Production Cœur de Scène

  • 24 octobre 2020 – Vittel (88)
  • 6 et 7 novembre 2020 – Cugnaux (31)
  • 10 et 11 novembre 2020 – Bourg-La-Valence (26)
  • 12 novembre 2020 – Marseille (13)
  • 13 et 14 novembre 2020 – Cogolin (83)
  • 21 novembre 2020 – Saint-Gilles-Croix-De-Vie (78)
  • 27 novembre 2020 – Buc (78)
  • 28 et 29 novembre 2020 – Fismes (51)
  • 10 décembre 2020 – Le Mans (72)
  • 18 au 20 décembre 2020 – Montbrison (42)
  • Et d’autres dates déjà prévues pour 2021  !

Durée : 1 h 10

1 réflexion au sujet de « « Comme ils disent », l’homosexualité à la sauce hétéro : un délice ! »

  1. Le titre emprunté à Charles Aznavour « Comme ils disent.. » contient le problème tout entier dans sa formulation. Le « ils » représente en effet « les autres », ceux qui jugent sans savoir. Sans comprendre.

    Autre clin d’œil à Aznavour, l’appartement rue Sarasate. Je m’étais demandé la première fois que j’ai entendu la chanson « Comme ils disent.. » si cette rue existait vraiment ou si ce nom était inventé pour la rime.

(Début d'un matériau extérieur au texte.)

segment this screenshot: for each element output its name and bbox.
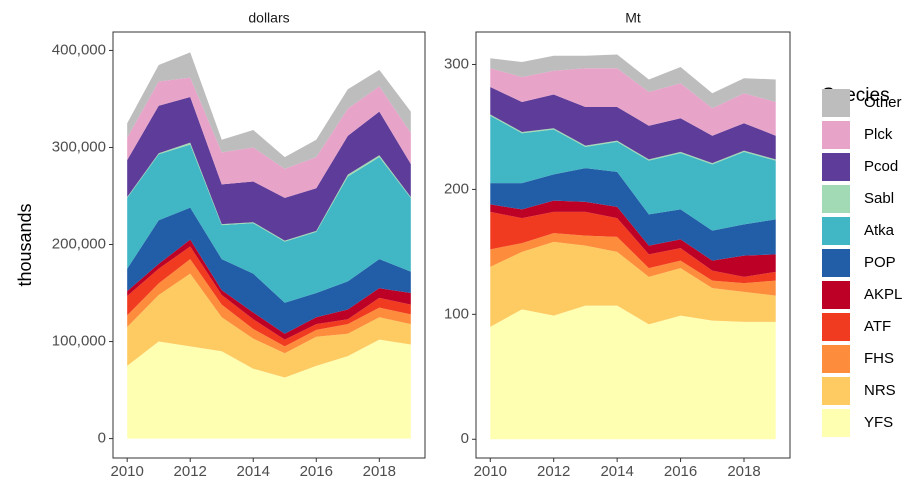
x-tick-label: 2010 — [474, 463, 507, 480]
x-tick-label: 2018 — [727, 463, 760, 480]
x-tick-label: 2016 — [664, 463, 697, 480]
legend-label: YFS — [864, 414, 893, 431]
legend-key — [822, 89, 850, 117]
area — [490, 68, 776, 136]
legend-label: Pcod — [864, 158, 898, 175]
y-tick-label: 0 — [461, 430, 469, 447]
area — [127, 207, 411, 334]
legend-label: Sabl — [864, 190, 894, 207]
legend-key — [822, 281, 850, 309]
area — [127, 144, 411, 303]
legend-label: AKPL — [864, 286, 902, 303]
legend-key — [822, 313, 850, 341]
x-tick-label: 2012 — [174, 463, 207, 480]
area — [490, 168, 776, 261]
legend-key — [822, 345, 850, 373]
area — [127, 97, 411, 241]
y-tick-label: 100 — [444, 305, 469, 322]
legend-key — [822, 217, 850, 245]
area — [127, 259, 411, 354]
area — [127, 273, 411, 378]
y-tick-label: 0 — [98, 430, 106, 447]
y-tick-label: 300 — [444, 55, 469, 72]
area — [127, 239, 411, 340]
area — [490, 54, 776, 109]
panel-title: Mt — [625, 10, 641, 26]
legend-key — [822, 377, 850, 405]
legend-label: NRS — [864, 382, 896, 399]
legend-key — [822, 409, 850, 437]
area — [127, 246, 411, 347]
legend-label: Other — [864, 94, 902, 111]
area — [490, 115, 776, 231]
legend-key — [822, 121, 850, 149]
legend-key — [822, 153, 850, 181]
legend-label: Plck — [864, 126, 893, 143]
legend-label: Atka — [864, 222, 895, 239]
panel-title: dollars — [248, 10, 289, 26]
area — [490, 200, 776, 277]
x-tick-label: 2012 — [537, 463, 570, 480]
legend-key — [822, 185, 850, 213]
x-tick-label: 2010 — [110, 463, 143, 480]
x-tick-label: 2016 — [300, 463, 333, 480]
area — [127, 77, 411, 198]
legend-label: FHS — [864, 350, 894, 367]
y-tick-label: 400,000 — [52, 41, 106, 58]
legend-label: ATF — [864, 318, 891, 335]
y-tick-label: 200,000 — [52, 235, 106, 252]
y-tick-label: 200 — [444, 180, 469, 197]
area — [490, 86, 776, 164]
area — [490, 233, 776, 296]
area — [490, 241, 776, 327]
legend-label: POP — [864, 254, 896, 271]
y-tick-label: 300,000 — [52, 138, 106, 155]
area — [127, 52, 411, 169]
area — [490, 305, 776, 440]
x-tick-label: 2014 — [237, 463, 270, 480]
x-tick-label: 2014 — [600, 463, 633, 480]
area — [127, 339, 411, 439]
y-tick-label: 100,000 — [52, 333, 106, 350]
panel-border — [475, 31, 791, 459]
y-axis-label: thousands — [15, 203, 35, 286]
x-tick-label: 2018 — [363, 463, 396, 480]
legend-key — [822, 249, 850, 277]
area — [490, 211, 776, 284]
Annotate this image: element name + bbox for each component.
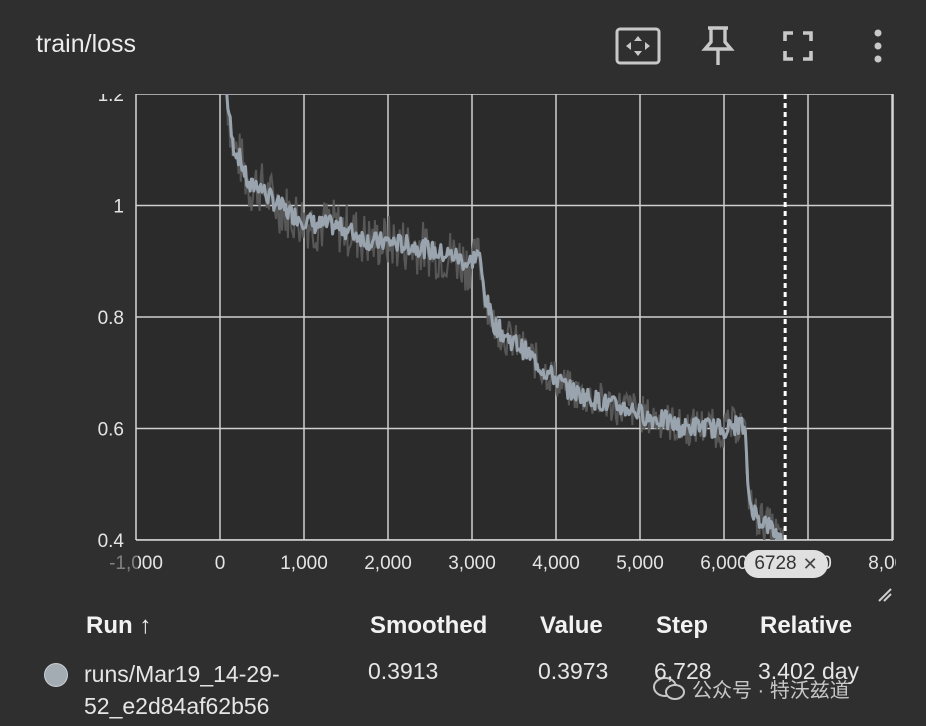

Et puis un jour, au hasard d’une promenade rue de la Convention, j’ai remarqué cette petite rue sur la droite avant d’arriver à la Seine.

    Bref, Nathalie Gendreau semble avoir été conquise par ce spectacle manifestement ciselé par un observateur (acteur?) attentif. Et les quelques spectateurs encore profanes devraient apprendre sur les homos quelques vérités époussetées de leurs caricatures. Certes un couple est un couple quel que soit le genre ? Une évidence depuis la nuit des temps. Mais une vérité ignorée des incultes qui ne connaissent pas les amours de Socrate ou, plus récemment, celles de Jean Cocteau. Mais ce sujet évoque aussi les problèmes posés par les « différences » entre les homos et les autres. Exubérance et exhibition contre regards obliques, quolibets, parfois pire.

    Qu’importe diront les sages, si « ils » ou « elles » s’aiment. L’essentiel est que le bonheur soit au rendez vous. Il faut alors se souvenir de l’adage « Pour vivre heureux, vivons cachés » et l’on rejoint alors un problème plus vaste qui touche aux libertés en vigueur dans un espace donné. Chacun est libre de ses choix dans sa vie privée mais ne doit pas imposer ses convictions aux autres de façon agressive. Il y a d’ailleurs des lois qui régissent très bien ce problème comme celles sur l’exhibitionnisme. Il n’y a pas si longtemps qu’une jupe trop courte, un décolleté trop plongeant valait les mêmes regards obliques, voire une contravention.

    Un autre adage affirme « A Rome vit comme les Romains », et les Romains ne peuvent être taxés d’homophobie. Alors que chacun vive ses différences « dans la discrétion » (comme Jean-Pierre Chevênement l’affirmait lors de la loi sur le voile) en respectant les coutumes en vigueur et tout ira mieux pour tout le monde.